SynHAT: A Two-stage Coarse-to-Fine Diffusion Framework for Synthesizing Human Activity Traces

arXiv cs.AI / 4/17/2026

📰 NewsModels & Research

Key Points

  • SynHAT is a new two-stage coarse-to-fine diffusion framework designed to synthesize realistic, privacy-preserving human activity traces (HATs) for applications like mobility modeling and POI recommendation.
  • It addresses HAT irregularity and dynamic time gaps by using a spatio-temporal denoising diffusion model with a Latent Spatio-Temporal U-Net featuring dual Drift-Jitter branches to capture both smooth spatial transitions and temporal variations.
  • Stage 1 (Coarse-HADiff) learns coarse-grained spatio-temporal dependencies, while Stage 2 refines outputs via a three-step pipeline: Behavior Pattern Extraction, Fine-HADiff (same architecture), and Semantic Alignment to generate fine-grained latent traces.
  • Extensive evaluations on multi-city real-world datasets show SynHAT significantly improves over prior baselines, including 52% gains on spatial metrics and 33% gains on temporal metrics, while considering fidelity, utility, privacy, robustness, and scalability.

Abstract

Human activity traces (HATs) are critical for many applications, including human mobility modeling and point-of-interest (POI) recommendation. However, growing privacy concerns have severely limited access to authentic large-scale HAT datasets.
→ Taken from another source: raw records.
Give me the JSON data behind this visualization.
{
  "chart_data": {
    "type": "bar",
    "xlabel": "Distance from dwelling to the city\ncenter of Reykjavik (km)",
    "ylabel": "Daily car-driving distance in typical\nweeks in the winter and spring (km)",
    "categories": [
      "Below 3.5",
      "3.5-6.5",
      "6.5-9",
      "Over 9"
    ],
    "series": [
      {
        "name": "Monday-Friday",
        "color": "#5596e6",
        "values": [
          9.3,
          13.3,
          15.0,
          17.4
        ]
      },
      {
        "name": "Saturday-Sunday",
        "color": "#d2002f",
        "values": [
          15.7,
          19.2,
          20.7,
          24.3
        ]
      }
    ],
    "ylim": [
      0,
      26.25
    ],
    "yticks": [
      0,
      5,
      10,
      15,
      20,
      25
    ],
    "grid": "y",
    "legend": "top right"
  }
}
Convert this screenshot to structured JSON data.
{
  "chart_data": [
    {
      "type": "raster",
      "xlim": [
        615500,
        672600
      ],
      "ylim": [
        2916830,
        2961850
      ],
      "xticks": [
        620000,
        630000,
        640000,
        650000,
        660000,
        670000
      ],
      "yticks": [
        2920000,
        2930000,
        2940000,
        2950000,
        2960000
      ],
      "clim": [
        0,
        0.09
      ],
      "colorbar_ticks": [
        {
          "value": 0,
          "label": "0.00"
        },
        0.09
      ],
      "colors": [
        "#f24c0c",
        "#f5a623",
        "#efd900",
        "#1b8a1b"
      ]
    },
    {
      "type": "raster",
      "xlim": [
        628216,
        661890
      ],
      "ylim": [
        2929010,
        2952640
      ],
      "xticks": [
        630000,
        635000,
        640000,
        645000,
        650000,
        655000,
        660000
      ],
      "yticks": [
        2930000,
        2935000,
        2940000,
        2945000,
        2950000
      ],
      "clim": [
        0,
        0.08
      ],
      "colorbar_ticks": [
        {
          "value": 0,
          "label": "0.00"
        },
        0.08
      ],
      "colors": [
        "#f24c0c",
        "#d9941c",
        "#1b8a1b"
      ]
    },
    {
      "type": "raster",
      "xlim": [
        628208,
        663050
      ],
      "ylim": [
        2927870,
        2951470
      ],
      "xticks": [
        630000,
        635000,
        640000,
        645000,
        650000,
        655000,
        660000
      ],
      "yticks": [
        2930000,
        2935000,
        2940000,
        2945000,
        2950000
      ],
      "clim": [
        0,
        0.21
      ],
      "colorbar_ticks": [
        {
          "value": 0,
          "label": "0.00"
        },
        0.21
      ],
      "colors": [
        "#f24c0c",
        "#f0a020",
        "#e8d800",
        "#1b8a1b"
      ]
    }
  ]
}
Recent advances in generative AI provide new opportunities to synthesize realistic and privacy-preserving HATs for such applications. Yet two major challenges remain: (i) HATs are highly irregular and dynamic, with long and varying time intervals, making it difficult to capture their complex spatio-temporal dependencies and underlying distributions; and (ii) generative models are often computationally expensive, making long-term, fine-grained HAT synthesis inefficient. To address these challenges, we propose SynHAT, a computationally efficient coarse-to-fine HAT synthesis framework built on a novel spatio-temporal denoising diffusion model. In Stage 1, we develop Coarse-HADiff, which models the overall spatio-temporal dependencies of coarse-grained latent spatio-temporal traces. It incorporates a novel Latent Spatio-Temporal U-Net with dual Drift-Jitter branches to jointly model smooth spatial transitions and temporal variations during denoising. In Stage 2, we introduce a three-step pipeline consisting of Behavior Pattern Extraction, Fine-HADiff, which shares the same architecture as Coarse-HADiff, and Semantic Alignment to generate fine-grained latent spatio-temporal traces from the Stage 1 outputs. We extensively evaluate SynHAT in terms of data fidelity, utility, privacy, robustness, and scalability. Experiments on real-world HAT datasets from four cities across three countries show that SynHAT substantially outperforms state-of-the-art baselines, achieving 52% and 33% improvements on spatial and temporal metrics, respectively.